Soon the big day came for Mercurial to make the switch. On its Continuous Integration system (using Amazon’s AWS DynamoDB, S3, and EC2 spot instances for job execution), Szorc began testing on Python versions 3.5, 3.6, 3.7 and 3.8 on Linux (as well as Python 3.7 on Windows). But though it passed all its testing, “I view shipping as only a milestone — arguably the most important one — in a longer journey. There’s still a lot of work to do … Our users will likely be finding a long tail of miscellaneous bugs on Python 3 for years.”
And there’s already still “a handful of known issues” on Windows.
The experience left Szorc with some sour feelings. “As much as I have historically loved Python — from the language to the welcoming community — I am still struggling to understand how Python could manage to inflict so much hardship on the community by choosing the transition plan that they did,” Szorc wrote. “I believe Python’s choices represent a terrific example of what not to do when managing a large project or ecosystem. Maintainers of other largely-deployed systems would benefit from taking the time to understand and reflect on Python’s missteps…”

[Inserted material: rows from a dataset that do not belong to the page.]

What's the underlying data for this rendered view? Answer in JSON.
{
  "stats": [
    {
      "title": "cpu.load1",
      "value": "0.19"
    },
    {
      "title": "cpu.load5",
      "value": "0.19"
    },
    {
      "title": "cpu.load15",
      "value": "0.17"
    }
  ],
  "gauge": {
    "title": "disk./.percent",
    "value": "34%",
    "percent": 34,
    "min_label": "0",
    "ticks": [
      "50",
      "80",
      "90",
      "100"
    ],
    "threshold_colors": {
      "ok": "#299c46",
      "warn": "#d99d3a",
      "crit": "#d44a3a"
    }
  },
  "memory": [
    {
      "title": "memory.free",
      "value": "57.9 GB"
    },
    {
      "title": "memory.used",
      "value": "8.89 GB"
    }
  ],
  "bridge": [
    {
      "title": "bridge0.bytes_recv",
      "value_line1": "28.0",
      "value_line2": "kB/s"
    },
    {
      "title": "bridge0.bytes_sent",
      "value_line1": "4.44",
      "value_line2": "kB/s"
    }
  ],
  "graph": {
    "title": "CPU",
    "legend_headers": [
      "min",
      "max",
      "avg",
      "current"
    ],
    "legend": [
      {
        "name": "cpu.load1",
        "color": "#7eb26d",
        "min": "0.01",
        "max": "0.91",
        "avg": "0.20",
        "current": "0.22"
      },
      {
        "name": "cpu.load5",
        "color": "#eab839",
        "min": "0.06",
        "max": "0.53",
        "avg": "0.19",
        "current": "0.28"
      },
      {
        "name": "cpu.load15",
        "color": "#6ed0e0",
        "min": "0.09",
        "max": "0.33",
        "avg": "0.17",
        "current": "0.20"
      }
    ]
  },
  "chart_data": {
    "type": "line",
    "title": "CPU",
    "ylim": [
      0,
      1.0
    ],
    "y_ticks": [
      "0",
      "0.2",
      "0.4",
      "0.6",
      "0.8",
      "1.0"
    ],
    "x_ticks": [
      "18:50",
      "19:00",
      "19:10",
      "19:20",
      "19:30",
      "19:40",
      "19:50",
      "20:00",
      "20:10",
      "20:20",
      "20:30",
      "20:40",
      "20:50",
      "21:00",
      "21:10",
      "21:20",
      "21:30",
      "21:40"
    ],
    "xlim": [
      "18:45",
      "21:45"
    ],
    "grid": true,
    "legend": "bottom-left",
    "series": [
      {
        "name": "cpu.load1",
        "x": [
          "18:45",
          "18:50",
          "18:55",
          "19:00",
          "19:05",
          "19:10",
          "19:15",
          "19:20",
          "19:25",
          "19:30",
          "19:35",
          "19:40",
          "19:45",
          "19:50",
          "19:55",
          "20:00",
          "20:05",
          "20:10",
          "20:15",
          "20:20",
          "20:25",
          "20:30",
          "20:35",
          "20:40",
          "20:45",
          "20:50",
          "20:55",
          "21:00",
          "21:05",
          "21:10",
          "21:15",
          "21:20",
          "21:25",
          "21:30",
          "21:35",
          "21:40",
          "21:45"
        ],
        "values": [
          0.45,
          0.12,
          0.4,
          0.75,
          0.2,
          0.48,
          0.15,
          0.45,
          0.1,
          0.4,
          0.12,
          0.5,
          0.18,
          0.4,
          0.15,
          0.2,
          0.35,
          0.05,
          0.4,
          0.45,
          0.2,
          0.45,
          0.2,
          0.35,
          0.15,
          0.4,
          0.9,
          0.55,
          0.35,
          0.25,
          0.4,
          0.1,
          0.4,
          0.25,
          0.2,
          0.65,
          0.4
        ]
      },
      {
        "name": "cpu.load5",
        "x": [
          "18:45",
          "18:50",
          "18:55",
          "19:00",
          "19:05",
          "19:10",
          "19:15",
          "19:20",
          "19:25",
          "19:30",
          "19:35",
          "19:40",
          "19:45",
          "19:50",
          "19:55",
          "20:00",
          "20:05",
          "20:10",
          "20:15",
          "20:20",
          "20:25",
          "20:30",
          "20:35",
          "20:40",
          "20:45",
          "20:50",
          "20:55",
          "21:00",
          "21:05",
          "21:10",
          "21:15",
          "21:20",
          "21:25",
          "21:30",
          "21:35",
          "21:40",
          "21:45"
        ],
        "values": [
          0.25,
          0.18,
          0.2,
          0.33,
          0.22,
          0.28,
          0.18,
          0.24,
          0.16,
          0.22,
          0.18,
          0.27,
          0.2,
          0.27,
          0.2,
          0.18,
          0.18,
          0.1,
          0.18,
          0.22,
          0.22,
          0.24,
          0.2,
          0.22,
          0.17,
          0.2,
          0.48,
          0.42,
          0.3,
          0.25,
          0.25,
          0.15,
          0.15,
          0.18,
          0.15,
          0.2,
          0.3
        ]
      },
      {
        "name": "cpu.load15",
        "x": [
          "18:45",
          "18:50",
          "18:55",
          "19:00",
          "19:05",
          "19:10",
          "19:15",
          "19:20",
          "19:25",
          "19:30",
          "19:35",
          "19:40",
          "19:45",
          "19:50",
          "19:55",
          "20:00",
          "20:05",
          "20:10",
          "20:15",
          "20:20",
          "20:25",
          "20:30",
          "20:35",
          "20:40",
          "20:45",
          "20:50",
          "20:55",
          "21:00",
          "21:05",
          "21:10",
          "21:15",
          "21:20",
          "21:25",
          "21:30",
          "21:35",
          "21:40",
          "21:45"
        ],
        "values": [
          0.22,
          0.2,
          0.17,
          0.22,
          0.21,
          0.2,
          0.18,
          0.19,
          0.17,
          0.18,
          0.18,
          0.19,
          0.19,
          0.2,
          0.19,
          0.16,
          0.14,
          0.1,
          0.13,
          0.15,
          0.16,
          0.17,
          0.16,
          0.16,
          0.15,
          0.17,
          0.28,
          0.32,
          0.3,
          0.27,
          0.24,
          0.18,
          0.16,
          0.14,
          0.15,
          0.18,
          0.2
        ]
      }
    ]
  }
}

“The initial approach of Python 3 mirrors a folly that many developers and projects make: attempting a rewrite instead of performing incremental evolution. For established projects, large scale rewrites often go poorly. And Python 3 is no exception.”
Other Opinions
Szorc’s blog post attracted over 400 upvotes when it turned up on Hacker News – and another 339 comments, including one New York City software engineer who disagreed. “I’ve been involved in multiple non-trivial libraries and frameworks that supported both python2 and python3 for many years with the same codebase… and it really wasn’t anything like this… Yes, you pretty much had to wait for python-3.4 to be released and for python-2.6 to be mostly retired in favor of python-2.7. Then, starting in early 2014, it was pretty straightforward to make a clean codebase compatible with python-2.7 and python-3.4+.”
One student at the University of Hawaii argued there was too much faith in a migration program called 2to3 which attempted to offer an automatic code translator. “[T]he transition plan for 2-to-3 just didn’t work,” they complained in a response. “They thought everyone would run 2to3 in a big bang, and then we’d all switch over to 3 in a few years.
“Instead it dragged out over a decade because in reality, we needed to write code that was compatible with both 2 and 3… until enough things were on 3 to drop 2 support.”
And some questioned what had been gained for the effort. Brian Davis, an electrical engineer in Washington and self-described “old school web dev” shared his thoughts after converting “a number” of smaller projects to Python 2. “Changes to string handling tripped me up and the changes to relative imports took some thinking. But the biggest frustration was the nagging question: Why am I doing this?”
Other Options
In some ways, Python 2 isn’t really gone. For instance, there is Tauthon, a backward-compatible fork of the Python 2.7.17 interpreter with new syntax, and libraries backported from Python 3.x. Tauthon can run Python 2.7 code and C-extensions along with some of the new features from Python 3.x.
Development tool company ActiveState is offering commercial support for both Python 2 and its standard libraries, as well as the third-party open source packages listed in the Python Package Index.
Nonetheless, most developers are now living in a Python 3 world. But in the end, maybe it was the unsung effort to get there that led to the 400+ anonymous upvotes for the blog post by Szorc. “The effort required to port to Python 3 was staggering,” his blog post remembers. “For Mercurial, Python 3 introduces a ton of problems and doesn’t really solve many. ”
“To call the Python 3 transition disruptive and distracting for the project would be an understatement,” he wrote. “As a project maintainer, it’s natural to ask what we could have accomplished if we weren’t forced to carry out this sideshow.”